ARM Holdings soars as Intel numbers prompt new wave of bid talk

11 April 2012

ARM Holdings was London's best-performing blue-chip today, boosted by bid speculation and strong results from American giant Intel.

The microchip designer has long been touted as a bid target, and this time it was said to be on the shopping list of Intel, which delivered bumper profits last night. One trader was sceptical, however. "We reckon if Intel were bidding it would take two years to pass the antitrust laws," he said.

There has also been wild speculation this year that iPad maker Apple was taking a look at Arm — a rumour on which dealers poured scorn. Either way, Intel's strong figures were seen as positive for Arm, helping its shares up 11.3p to 320.3p.

Goldman Sachs raised its price target for the stock from 260p to 350p, although it kept a "neutral" rating.

The rest of the chipmakers were also boosted, with CSR 10p dearer at 401.8p and Imagination Technologies Group 3.7p higher at 323.3p.
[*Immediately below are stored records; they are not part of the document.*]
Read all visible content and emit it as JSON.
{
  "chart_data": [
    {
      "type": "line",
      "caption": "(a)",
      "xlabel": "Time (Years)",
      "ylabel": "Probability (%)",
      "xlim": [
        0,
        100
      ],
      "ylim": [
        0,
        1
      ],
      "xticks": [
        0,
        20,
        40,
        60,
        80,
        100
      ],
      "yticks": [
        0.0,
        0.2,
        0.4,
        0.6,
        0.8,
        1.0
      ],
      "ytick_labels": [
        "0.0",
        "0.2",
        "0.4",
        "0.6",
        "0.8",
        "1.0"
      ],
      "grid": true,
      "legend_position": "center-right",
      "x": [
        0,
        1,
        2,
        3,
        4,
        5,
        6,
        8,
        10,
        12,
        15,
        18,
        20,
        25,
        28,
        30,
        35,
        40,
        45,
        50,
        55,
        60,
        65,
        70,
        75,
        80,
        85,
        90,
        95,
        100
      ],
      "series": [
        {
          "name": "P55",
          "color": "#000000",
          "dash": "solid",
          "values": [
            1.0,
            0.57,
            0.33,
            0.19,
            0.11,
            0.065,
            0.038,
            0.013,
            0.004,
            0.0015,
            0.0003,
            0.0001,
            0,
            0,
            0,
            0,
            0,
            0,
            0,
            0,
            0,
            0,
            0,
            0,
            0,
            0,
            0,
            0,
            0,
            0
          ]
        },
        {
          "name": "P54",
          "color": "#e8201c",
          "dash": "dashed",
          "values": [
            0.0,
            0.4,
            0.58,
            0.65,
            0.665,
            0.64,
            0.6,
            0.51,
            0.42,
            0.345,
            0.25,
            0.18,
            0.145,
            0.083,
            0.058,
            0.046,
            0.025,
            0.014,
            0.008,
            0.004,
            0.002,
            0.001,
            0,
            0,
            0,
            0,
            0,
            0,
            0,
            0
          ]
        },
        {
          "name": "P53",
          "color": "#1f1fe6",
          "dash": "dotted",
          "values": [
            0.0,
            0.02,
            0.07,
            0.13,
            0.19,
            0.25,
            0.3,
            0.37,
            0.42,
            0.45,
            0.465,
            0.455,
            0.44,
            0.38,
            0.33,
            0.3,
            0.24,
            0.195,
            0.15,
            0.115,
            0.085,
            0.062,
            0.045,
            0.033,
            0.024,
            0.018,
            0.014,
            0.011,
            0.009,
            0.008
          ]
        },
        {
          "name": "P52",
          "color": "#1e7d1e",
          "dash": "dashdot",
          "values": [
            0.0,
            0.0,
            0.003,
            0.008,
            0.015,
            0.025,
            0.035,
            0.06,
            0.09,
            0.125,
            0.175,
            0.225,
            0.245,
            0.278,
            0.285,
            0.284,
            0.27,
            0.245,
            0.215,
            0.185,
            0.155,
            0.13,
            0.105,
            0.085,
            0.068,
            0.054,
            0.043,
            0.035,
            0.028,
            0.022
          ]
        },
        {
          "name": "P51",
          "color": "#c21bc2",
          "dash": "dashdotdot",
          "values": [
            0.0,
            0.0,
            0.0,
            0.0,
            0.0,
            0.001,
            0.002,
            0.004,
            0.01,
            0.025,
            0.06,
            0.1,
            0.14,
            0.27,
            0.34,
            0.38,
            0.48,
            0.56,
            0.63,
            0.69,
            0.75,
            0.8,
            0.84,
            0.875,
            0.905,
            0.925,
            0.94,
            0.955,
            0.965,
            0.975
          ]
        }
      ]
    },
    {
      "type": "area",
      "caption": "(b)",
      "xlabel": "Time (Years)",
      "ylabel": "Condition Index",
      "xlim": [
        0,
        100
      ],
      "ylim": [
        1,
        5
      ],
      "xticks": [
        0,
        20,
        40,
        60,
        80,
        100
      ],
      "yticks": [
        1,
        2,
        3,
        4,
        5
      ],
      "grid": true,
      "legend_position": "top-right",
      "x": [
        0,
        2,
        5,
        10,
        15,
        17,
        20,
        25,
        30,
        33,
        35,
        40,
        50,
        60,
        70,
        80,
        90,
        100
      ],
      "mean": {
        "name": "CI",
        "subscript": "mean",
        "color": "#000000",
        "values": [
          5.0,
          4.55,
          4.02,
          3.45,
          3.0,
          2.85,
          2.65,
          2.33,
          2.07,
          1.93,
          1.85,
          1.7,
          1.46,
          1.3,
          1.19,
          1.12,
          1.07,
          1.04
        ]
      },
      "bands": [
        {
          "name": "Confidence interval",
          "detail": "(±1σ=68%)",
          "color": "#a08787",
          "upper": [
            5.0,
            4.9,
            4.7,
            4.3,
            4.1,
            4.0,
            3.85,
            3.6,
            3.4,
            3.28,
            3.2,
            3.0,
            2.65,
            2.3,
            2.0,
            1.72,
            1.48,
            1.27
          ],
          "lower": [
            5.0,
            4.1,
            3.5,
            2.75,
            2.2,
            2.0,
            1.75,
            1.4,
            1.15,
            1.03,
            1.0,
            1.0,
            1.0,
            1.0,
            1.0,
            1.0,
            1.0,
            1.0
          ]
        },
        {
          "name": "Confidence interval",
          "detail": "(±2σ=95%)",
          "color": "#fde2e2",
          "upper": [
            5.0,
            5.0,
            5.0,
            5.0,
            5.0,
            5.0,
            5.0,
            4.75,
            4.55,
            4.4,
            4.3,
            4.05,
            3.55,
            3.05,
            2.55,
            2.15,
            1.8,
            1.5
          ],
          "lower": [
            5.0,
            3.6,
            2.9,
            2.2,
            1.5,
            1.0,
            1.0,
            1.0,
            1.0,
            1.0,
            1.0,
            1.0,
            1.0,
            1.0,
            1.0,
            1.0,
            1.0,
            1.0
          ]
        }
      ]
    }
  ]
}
The FTSE 100's six-day rally looked set to end today, with the benchmark losing 25.96 points to 5245.06. The mood wasn't helped by news that borrowing by Spanish banks from the European Central Bank surged in June to another high.

GlaxoSmithKline was under the spotlight amid speculation that the drugs giant has agreed to settle the majority of lawsuits which claimed that its diabetes drug Avandia causes heart attacks and strokes. Bloomberg claims it is coughing up around $460 million (£301 million) to resolve the cases. GSK's shares ticked up 3½p to 1180p.

Rival drug maker Shire shot up 26p to 1489p. Credit Suisse has upped its rating on the shares to "outperform", arguing that the company provides "topline growth at a reasonable price".

Compass Group, the caterer keen to distance itself from its past when it fed Turkey Twizzlers to the nation's schoolchildren, jumped 10½p to 563p. Citigroup advised snapping up Compass, saying its shares looks more attractive than those of French rival Sodexo.

"We prefer Compass for its superior growth, higher margins, scope for bolt-on acquisitions and higher exposure to a cyclical recovery," said Citi.

Aggreko dropped 20p to 1617p after the temporary power company's shares hit a year's high yesterday. Its shares have been boosted this month by vague speculation that a possible predator might be taking a look, with Swiss giant ABB mooted last week.

Hedge-fund giant Man Group also benefited from bid talk. Its shares nudged up 1.6p to 222.6p on speculation that Man could have found itself on the shopping list of a US bank. Bank of New York Mellon was one name being touted as a possible suitor, with talk of a 320p-a-share bid.

Icap shed 22.3p to 413.9p after the interdealer broker said volumes had slowed last month, following a busy May. But elsewhere in the financial sector, an update from emerging markets fund manager Ashmore was better received. It shares leapt 12p to 276p after reporting that assets under management had risen by 7% to $35.3 billion, beating City forecasts, thanks to investors flocking back.

Also on the mid-tier, ITV lost 2p to 52½p owing to advice from Bank of America Merrill Lynch's analyst Daniel Kerven — a long-term critic of the Coronation Street broadcaster's "free-to-air" policy — to ditch the shares.

Checks were out of style in the City, with fashion house Burberry retreating 18½p to 800p. Deutsche Bank has cut its rating on the shares from "buy" to "hold" after the luxury label's trading update yesterday.